Session 5: Islet - Immune interactions

Pancreatic islets contain resident myeloid cells that include macrophages and dendritic cells, with additional monocyte recruitment following autoimmune infiltration. These CD11c-expressing myeloid populations have diverse roles in modulating the T cell response in the islets over the course of islet infiltration and destruction. Data will be presented showing that islet CD11c+ cells are critical gatekeepers for lymphocyte entry into the pancreatic islets. Additionally, a subset of CD11c+ cells in islets with mild insulitis serve as antigen presenting cells that drive restimulation and pathogenesis of autoreactive T cells. However, as insulitis progresses, infiltrating CD11c+ cells drive a tolerance checkpoint that functions in the islets. While the functions of CD11c+ cells in the islets are varied, the mechanisms by which they modulate the autoreactive T cell response in the islets may be novel targets for disrupting the ongoing autoimmune response.

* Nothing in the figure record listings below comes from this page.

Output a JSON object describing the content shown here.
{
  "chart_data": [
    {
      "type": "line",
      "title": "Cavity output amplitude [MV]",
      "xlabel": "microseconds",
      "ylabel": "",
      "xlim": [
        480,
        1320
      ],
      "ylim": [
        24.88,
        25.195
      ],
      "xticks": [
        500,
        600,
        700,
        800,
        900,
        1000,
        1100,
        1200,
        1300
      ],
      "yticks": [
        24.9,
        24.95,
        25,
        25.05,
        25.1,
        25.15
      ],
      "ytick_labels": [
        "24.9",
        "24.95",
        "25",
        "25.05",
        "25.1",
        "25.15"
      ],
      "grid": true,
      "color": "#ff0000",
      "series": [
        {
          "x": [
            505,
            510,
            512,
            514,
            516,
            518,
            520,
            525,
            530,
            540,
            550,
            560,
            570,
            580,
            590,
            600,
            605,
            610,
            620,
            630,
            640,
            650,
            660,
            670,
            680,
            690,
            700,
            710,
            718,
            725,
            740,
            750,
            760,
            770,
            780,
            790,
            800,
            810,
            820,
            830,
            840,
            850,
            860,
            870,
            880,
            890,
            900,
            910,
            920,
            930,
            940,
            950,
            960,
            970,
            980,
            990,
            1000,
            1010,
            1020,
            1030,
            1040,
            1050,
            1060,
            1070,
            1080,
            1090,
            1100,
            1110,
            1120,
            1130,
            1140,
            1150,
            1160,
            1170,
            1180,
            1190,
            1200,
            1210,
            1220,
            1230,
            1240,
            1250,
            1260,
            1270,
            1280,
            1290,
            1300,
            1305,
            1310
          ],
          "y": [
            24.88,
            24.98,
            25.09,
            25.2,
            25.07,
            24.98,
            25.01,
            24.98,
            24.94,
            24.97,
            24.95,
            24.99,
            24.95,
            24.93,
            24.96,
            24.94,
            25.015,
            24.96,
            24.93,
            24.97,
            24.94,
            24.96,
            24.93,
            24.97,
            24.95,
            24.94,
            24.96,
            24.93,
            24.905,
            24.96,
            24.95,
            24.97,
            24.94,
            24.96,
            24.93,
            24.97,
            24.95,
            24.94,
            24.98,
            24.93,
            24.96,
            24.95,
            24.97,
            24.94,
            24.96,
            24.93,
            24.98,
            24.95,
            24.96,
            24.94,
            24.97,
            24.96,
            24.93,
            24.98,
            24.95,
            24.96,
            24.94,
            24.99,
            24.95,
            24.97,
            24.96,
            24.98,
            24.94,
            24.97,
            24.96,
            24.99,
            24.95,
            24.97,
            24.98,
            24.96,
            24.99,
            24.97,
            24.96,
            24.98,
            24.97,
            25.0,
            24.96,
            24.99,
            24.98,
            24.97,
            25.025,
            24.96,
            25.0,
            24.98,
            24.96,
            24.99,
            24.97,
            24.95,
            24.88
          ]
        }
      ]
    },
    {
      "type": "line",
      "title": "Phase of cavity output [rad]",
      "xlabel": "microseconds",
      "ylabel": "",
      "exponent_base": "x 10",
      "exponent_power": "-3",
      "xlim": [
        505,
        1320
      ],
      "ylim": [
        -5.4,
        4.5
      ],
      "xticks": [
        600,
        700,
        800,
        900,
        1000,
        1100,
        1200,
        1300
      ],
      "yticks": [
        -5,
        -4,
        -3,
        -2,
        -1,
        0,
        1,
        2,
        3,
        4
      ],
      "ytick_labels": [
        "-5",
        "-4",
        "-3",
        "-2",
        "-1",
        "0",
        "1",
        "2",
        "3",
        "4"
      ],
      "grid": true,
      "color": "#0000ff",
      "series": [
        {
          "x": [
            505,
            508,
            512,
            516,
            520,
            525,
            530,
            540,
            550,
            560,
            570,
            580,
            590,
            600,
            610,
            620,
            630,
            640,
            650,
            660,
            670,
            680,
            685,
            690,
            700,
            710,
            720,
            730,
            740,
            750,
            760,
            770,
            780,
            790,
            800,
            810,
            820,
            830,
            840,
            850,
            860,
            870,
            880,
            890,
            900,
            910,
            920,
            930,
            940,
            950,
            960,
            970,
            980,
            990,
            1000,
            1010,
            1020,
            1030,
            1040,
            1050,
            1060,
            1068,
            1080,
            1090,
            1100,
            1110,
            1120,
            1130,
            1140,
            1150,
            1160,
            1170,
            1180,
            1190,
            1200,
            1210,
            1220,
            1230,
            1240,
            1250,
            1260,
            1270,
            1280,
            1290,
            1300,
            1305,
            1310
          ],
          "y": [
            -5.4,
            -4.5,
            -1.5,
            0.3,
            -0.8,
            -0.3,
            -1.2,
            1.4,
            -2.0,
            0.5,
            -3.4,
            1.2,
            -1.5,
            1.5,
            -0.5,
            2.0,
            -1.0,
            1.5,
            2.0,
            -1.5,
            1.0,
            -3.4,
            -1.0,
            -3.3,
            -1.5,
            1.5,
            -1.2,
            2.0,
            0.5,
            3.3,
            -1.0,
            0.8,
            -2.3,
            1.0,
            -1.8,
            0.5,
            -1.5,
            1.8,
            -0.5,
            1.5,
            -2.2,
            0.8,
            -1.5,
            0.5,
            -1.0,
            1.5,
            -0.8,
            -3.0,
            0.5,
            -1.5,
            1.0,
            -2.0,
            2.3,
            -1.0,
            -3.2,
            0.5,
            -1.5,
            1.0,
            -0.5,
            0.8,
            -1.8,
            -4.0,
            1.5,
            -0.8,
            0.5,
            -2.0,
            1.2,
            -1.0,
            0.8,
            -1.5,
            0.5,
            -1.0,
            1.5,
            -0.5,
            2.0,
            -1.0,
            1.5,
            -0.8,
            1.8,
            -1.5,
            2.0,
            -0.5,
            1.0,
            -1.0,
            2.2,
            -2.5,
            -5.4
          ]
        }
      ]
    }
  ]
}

Type 1 diabetes (T1D) occurs following a breakdown in immunological tolerance resulting in the eventual loss of functional beta cell mass. The natural history of disease includes a high degree of variability in clinical presentation between subjects with T1D. Recent studies in organ donors with T1D highlight a growing appreciation for the variable loss of insulin production within individual islets from those with established T1D. These findings support a model wherein a loss of immune tolerance is regionalized and under checkpoint control.
The factors impacting disease heterogeneity likely include genetic, stochastic, and environmental contributors. Data will be presented from a large cross-sectional cohort of peripheral blood samples assessing the impact of genetic susceptibility alleles on the frequency and phenotype of innate and adaptive immune subsets. We will highlight the impact of age and CMV serostatus on immune phenotypes thought to play an important role in disease pathogenesis. As a model candidate gene, we will present data on the CD226 costimulatory axis and discuss emerging mechanistic data from the NOD on its role in T cell activation. Collectively, the data presented will address a number of sources of disease heterogeneity within the immune system and include integrated studies of peripheral blood, disease-associated tissues, and animal models for functional testing.  This integrated systems approach should help to identify disease endotypes that could benefit from rational targeting of immune checkpoints to restore immune regulation in T1D.  

Type 1 diabetes is an autoimmune condition in which the islets of Langerhans become infiltrated by lymphocytes which then mediate beta cell dysfunction and loss. This model has been developed mainly from studies in rodents but it is less clear whether equivalent processes occur in humans. To address this, we have studied human pancreas samples recovered at autopsy to characterise the process of islet inflammation and beta cell demise in people who died soon after the onset of type 1 diabetes. This has revealed the existence of two distinct patterns of insulitis which vary according to the absolute numbers and relative proportions of influent immune cells and in relation to the age at onset of disease. Among children diagnosed in the earliest years of life (<7y) the autoimmune attack is relatively aggressive and leads to early and extensive loss of beta cells.  In those diagnosed in their teenage years (>12y) islet inflammation is less intense and associated with the maintenance of a greater proportion of insulin-containing islets (typically ~40%) at onset. Detailed analysis of the distribution of insulin and proinsulin in the residual insulin-containing islets of children diagnosed <7y reveals that the two are highly co-localised, suggesting a marked defect in prohormone processing. Among people diagnosed >12y, this defect is also evident but only in a small subset of insulin-containing islets. Importantly, the pattern of proinsulin processing correlates closely with the defined immune phenotype. This was seen most clearly when studying children diagnosed in the intermediate age range (7-12y) where the proportion of islets displaying aberrant proinsulin processing correlated firmly with the islet immune phenotype. These observations imply that type 1 diabetes in children comprises two distinct endotypes which are readily distinguished by pancreatic immunohistology. Understanding these differences will be crucial to the design of immunotherapies intended to minimise beta cell loss.